David Silbersweig, the Stanley Cobb Professor of Psychiatry, chair emeritus of the Department of Psychiatry at Brigham and Women’s Hospital, is on a mission to uncover how brain regions and networks function when we perceive, think, feel, and act.
"We seem to be very much tuned for music…It’s at the systems level with brain imaging that you can directly correlate mental states and brain states — and measure them.” Silbersweig says
Neuroimaging provides a noninvasive way of correlating brain structural and functional abnormalities with specific aspects of music processing.
— David Silbersweig
Music’s immediacy unfolds in real time grabbing our attention without negotiation and forcing in positive ways and ideal vehicle to create specific experiences in our brain. When neurons fire in new and sistinct ways there seem to be long and short-term benefits in carving new pathways in the mind over time.

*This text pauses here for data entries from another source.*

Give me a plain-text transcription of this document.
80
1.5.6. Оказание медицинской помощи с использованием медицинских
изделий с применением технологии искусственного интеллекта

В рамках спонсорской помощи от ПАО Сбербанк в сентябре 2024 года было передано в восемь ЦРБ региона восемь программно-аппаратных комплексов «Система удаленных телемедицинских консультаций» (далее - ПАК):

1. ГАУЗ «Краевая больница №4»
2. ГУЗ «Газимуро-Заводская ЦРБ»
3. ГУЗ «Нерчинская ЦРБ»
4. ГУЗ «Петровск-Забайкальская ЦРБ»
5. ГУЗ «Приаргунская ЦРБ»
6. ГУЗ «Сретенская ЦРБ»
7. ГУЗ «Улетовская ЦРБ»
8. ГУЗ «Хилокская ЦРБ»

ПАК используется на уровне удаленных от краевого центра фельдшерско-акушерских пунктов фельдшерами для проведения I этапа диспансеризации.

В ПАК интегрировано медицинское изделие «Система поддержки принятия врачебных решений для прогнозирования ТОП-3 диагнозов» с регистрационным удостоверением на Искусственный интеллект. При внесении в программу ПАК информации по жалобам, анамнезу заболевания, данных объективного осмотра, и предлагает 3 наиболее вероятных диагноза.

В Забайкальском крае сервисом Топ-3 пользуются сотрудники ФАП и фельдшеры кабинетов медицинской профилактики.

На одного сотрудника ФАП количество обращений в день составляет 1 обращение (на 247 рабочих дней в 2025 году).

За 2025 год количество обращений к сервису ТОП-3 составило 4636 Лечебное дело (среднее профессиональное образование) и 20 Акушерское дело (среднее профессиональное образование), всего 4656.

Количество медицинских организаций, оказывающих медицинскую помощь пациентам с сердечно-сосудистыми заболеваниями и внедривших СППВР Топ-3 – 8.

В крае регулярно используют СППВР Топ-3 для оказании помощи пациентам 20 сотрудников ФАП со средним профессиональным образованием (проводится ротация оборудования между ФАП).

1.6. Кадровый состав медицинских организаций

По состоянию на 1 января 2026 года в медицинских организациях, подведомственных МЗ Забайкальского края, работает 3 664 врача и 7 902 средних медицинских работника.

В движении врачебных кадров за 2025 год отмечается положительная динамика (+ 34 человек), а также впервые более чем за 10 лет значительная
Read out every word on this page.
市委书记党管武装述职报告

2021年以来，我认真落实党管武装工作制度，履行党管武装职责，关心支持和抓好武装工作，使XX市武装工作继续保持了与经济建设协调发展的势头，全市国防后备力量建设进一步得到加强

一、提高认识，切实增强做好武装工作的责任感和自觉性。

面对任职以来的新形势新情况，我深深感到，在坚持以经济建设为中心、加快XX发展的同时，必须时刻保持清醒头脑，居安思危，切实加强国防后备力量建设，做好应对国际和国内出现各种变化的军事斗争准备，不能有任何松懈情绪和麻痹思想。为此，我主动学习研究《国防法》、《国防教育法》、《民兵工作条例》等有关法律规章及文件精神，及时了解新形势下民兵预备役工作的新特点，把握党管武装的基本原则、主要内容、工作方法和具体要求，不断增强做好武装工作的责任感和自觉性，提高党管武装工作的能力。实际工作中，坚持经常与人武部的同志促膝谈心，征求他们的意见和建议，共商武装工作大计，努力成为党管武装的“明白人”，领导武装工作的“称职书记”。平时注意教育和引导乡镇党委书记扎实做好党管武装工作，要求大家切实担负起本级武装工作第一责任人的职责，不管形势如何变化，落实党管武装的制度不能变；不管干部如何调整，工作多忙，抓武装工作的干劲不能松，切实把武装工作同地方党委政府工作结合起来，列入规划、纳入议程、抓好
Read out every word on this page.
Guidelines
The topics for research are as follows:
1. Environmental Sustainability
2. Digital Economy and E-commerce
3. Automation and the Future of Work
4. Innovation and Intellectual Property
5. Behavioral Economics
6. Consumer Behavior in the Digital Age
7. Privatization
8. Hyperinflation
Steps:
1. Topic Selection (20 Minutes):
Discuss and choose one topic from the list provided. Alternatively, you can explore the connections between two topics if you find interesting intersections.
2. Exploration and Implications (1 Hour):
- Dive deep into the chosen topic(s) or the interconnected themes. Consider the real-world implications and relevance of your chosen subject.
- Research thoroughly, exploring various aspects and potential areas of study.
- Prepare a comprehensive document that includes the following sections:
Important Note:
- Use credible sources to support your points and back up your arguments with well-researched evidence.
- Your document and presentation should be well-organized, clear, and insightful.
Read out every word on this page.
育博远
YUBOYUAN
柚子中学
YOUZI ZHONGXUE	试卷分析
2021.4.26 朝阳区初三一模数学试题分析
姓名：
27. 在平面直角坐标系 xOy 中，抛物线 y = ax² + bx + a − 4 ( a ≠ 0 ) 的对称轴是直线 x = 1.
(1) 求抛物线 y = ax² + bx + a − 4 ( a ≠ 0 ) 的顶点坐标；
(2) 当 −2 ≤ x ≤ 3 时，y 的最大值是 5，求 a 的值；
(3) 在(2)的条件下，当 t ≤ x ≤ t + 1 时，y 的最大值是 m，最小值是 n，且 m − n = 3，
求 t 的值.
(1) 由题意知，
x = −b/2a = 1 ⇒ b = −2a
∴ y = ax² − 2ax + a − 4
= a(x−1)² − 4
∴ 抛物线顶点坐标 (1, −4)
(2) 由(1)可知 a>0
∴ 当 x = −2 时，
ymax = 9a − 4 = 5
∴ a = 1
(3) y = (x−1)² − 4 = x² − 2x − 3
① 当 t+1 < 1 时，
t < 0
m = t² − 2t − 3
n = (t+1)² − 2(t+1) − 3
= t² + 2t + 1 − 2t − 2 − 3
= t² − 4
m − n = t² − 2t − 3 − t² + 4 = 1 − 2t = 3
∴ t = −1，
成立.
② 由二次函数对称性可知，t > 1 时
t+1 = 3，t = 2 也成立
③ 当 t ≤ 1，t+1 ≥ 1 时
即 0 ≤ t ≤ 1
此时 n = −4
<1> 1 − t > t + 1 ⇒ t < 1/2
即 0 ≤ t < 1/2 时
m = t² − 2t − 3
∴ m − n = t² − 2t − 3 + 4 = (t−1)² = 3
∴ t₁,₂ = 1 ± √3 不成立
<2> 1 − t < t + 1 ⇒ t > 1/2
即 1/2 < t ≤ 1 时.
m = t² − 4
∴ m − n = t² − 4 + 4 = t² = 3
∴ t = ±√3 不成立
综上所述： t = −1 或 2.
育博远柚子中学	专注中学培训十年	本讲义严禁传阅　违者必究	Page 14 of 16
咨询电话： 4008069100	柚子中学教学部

With all that said, music seems to have real-world benefits and could be a potent tool for wellness and precision medicine. Scientist continue to test and understand our emotional and physiological responses to music and sound and as the research unfolds, it seems that music as medicine is deeply ingrained in us in ways we'll continue to understand with more depth.
As for Silbersweig, he and other colleagues in the field hope to continue weaving together what is known about the neural underpinnings of music into a more unified model, which Silbersweig thinks is an important — and meaningful — step.
We seem to be very much tuned for music…It resonates with us in some important way.